Speaking at the second edition of the Beyond The Return Conversations series organized by the Ghana Tourism Authority, under the theme “business of music”, Vasti made bold observations that, the culture of streaming rather killed the business of music.
This goes to confirm a statement by music entertainment journalist and board member of 3 Music Awards, Kelly Nii Lartey Mensah who also made similar suggestions for the industry to support hardware sales because online streaming bring little profit compared to previous CD purchases.
“You think you are making hits with streaming numbers but you are not making money.” Vasti said on how the streaming platforms and aggregators take the chunk of money and give peanuts to the artistes when it comes to streaming.

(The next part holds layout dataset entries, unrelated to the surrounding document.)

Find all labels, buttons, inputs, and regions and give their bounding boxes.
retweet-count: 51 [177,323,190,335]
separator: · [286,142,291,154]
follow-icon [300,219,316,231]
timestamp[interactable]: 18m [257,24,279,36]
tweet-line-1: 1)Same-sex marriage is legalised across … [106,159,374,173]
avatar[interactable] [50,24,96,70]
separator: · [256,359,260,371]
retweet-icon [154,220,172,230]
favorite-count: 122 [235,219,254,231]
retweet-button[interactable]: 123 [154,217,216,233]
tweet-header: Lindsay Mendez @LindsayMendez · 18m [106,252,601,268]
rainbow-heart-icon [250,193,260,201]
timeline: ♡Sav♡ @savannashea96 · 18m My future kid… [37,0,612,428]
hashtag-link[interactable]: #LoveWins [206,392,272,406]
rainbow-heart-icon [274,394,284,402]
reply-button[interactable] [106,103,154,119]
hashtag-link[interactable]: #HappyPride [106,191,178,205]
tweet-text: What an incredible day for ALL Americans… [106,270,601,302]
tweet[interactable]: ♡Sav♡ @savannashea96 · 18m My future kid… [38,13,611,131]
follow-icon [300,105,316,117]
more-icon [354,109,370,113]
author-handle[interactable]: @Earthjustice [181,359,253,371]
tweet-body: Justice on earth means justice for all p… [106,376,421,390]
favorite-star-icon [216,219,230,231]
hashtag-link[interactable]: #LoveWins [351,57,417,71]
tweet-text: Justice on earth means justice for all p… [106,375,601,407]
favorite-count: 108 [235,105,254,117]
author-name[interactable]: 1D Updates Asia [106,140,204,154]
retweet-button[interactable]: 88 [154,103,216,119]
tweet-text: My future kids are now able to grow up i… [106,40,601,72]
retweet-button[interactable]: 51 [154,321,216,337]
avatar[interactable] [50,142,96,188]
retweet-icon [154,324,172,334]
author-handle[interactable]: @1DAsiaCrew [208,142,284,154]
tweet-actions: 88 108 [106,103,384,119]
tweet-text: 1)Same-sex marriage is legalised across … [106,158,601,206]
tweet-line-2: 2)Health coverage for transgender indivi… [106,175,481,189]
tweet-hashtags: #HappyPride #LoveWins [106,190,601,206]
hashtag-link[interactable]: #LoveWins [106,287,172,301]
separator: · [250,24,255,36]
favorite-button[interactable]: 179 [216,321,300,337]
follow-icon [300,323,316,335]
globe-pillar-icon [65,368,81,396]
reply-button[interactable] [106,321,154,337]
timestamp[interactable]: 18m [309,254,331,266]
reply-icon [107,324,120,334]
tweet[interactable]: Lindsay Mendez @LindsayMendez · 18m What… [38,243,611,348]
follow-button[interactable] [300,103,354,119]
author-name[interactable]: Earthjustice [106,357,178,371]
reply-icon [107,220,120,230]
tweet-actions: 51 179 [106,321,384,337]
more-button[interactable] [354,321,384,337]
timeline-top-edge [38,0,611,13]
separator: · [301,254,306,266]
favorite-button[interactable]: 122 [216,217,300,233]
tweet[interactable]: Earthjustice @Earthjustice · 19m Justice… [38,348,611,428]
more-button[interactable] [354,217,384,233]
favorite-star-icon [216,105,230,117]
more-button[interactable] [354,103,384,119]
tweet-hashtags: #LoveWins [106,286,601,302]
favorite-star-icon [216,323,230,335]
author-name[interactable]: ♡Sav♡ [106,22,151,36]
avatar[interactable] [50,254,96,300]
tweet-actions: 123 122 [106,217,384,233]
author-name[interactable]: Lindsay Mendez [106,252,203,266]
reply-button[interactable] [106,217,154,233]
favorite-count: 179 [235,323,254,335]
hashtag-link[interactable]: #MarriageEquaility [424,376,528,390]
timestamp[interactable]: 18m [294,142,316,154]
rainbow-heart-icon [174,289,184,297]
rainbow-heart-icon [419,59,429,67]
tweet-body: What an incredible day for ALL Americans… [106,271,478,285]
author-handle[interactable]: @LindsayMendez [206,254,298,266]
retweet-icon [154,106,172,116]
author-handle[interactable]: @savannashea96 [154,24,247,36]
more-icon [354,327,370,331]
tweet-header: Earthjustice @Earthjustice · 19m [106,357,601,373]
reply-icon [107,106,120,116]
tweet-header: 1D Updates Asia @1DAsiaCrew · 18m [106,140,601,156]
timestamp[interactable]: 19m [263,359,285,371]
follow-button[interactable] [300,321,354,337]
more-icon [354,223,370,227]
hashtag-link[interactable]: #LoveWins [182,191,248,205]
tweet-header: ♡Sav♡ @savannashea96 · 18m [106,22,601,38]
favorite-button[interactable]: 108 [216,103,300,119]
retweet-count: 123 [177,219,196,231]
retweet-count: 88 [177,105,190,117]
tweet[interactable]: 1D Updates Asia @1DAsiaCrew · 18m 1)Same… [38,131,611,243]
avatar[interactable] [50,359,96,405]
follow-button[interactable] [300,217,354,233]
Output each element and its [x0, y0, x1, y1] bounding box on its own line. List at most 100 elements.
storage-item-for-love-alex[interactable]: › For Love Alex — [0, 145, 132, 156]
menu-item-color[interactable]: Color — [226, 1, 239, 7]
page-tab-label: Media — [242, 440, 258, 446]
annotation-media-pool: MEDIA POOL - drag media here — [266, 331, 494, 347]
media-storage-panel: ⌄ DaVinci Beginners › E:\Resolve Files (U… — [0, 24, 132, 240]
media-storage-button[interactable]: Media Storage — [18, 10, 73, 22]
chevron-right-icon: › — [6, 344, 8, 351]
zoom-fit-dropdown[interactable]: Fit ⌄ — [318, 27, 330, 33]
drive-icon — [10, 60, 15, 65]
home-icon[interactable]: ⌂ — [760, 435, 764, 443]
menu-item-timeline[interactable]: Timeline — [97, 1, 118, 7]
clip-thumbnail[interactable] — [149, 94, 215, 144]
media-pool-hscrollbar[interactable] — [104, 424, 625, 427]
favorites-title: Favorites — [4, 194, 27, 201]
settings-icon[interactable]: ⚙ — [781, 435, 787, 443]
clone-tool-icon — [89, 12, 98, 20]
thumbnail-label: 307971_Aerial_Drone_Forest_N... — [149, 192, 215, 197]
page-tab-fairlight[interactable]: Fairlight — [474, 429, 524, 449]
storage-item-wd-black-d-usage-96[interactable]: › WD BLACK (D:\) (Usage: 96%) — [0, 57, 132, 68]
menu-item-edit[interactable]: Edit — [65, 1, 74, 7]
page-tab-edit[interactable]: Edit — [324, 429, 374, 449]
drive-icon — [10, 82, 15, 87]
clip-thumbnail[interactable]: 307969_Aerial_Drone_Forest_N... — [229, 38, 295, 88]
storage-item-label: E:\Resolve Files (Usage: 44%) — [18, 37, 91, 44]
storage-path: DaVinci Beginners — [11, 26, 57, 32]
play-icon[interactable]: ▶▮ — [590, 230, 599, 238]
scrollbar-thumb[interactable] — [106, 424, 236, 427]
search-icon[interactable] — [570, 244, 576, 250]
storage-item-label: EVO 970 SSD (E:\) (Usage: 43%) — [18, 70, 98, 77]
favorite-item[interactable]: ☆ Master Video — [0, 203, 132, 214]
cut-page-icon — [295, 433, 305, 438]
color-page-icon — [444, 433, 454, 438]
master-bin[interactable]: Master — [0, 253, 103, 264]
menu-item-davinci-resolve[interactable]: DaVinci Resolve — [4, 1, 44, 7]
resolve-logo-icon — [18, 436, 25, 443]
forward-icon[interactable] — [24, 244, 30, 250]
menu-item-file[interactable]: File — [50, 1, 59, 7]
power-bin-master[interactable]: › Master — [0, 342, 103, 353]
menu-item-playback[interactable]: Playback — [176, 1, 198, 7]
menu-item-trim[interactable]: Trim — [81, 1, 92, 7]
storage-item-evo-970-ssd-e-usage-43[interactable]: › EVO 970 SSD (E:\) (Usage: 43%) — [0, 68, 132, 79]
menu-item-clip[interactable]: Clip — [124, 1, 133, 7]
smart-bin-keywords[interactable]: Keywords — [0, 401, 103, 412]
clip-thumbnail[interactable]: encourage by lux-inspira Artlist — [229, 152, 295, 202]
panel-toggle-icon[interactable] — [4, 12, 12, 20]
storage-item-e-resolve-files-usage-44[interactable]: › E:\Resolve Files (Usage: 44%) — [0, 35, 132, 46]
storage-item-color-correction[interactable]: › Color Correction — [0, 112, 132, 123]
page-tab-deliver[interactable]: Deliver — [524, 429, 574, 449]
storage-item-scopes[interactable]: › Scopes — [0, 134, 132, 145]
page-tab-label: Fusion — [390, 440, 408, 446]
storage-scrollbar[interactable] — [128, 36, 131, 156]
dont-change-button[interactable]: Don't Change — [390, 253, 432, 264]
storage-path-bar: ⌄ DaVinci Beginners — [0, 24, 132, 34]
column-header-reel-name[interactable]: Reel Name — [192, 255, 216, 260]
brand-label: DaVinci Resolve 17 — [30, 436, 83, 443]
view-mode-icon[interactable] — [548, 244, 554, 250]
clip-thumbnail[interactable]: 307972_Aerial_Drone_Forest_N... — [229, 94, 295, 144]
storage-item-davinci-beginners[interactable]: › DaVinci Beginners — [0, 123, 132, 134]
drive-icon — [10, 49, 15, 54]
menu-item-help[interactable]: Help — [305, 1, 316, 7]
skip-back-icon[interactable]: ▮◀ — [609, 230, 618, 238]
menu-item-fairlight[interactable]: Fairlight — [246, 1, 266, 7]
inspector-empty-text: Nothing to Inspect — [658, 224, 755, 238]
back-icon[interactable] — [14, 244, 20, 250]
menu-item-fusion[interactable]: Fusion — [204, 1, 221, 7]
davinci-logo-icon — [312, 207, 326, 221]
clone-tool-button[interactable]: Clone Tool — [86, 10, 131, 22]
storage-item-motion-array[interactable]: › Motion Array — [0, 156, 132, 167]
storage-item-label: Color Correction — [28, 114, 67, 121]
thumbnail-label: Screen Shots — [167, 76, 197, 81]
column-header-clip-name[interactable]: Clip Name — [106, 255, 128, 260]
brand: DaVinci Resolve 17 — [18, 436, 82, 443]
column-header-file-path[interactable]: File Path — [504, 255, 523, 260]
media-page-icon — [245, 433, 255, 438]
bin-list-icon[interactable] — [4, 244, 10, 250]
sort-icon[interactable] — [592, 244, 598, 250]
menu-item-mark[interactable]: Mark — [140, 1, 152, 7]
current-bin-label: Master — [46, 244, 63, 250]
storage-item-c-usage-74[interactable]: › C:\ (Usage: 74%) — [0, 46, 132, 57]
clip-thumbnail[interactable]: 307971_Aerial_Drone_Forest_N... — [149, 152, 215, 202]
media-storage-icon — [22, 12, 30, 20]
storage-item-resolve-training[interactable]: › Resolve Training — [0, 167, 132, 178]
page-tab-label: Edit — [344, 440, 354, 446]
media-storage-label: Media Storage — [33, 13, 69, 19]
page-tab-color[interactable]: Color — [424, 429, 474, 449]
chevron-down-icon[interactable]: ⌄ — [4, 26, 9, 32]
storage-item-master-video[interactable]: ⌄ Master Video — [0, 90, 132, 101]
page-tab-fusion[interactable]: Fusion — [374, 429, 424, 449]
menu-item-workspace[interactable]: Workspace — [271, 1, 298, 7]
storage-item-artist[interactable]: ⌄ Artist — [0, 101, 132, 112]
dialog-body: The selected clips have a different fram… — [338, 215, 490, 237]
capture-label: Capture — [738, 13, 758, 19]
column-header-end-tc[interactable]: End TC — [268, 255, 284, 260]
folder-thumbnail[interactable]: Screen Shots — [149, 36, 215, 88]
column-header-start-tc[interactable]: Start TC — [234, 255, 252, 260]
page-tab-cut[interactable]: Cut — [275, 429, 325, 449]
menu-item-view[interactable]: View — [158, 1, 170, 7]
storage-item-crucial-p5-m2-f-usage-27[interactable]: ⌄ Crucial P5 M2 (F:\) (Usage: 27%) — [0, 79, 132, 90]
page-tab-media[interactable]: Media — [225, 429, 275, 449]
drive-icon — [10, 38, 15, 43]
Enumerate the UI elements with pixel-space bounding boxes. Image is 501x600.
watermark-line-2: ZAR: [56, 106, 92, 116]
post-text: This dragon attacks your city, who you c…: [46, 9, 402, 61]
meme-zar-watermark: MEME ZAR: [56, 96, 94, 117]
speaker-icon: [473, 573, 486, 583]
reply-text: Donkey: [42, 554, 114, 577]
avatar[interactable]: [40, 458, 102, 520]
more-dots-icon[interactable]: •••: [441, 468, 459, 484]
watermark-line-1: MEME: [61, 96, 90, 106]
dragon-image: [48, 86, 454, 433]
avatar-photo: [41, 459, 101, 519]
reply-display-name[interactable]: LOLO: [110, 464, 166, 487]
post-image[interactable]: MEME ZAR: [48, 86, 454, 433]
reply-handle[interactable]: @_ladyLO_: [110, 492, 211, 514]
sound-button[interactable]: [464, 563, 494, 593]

It can be deduced that the impression created with news of artistes making strides with streaming numbers doesn’t impress the legendary guitarist.About The Beyond The Return Conversations
The Business of Music is a masterclass organized by the Ghana Tourism Authority, the Creative Council, Beyond the Return secretariat and The Bridge Zone – all under the auspices of the Ministry of Tourism, Arts & Culture.
The major topic for speakers was, ‘Finding Innovative Ways to Market Ghanaian Music to the Rest of The World’,. Speakers at the forum came from varied fields of the arts including; Malcom Xavier, Coriya Burns, Dontae Winslow, Glyn Aikins and Mark Okraku Mantey.
Vasti Jackson also talked about how streaming has affected music production.
“Streaming has devalued music,” he advised.
“Spend time to develop your craft than something you don’t develop,” he stated.
Vasti Jackson is guitarist, singer, songwriter and record producer. His album, ‘The Soul of Jimmie Rodgers’ won the Best Traditional Blues Album category at the 59th Grammys.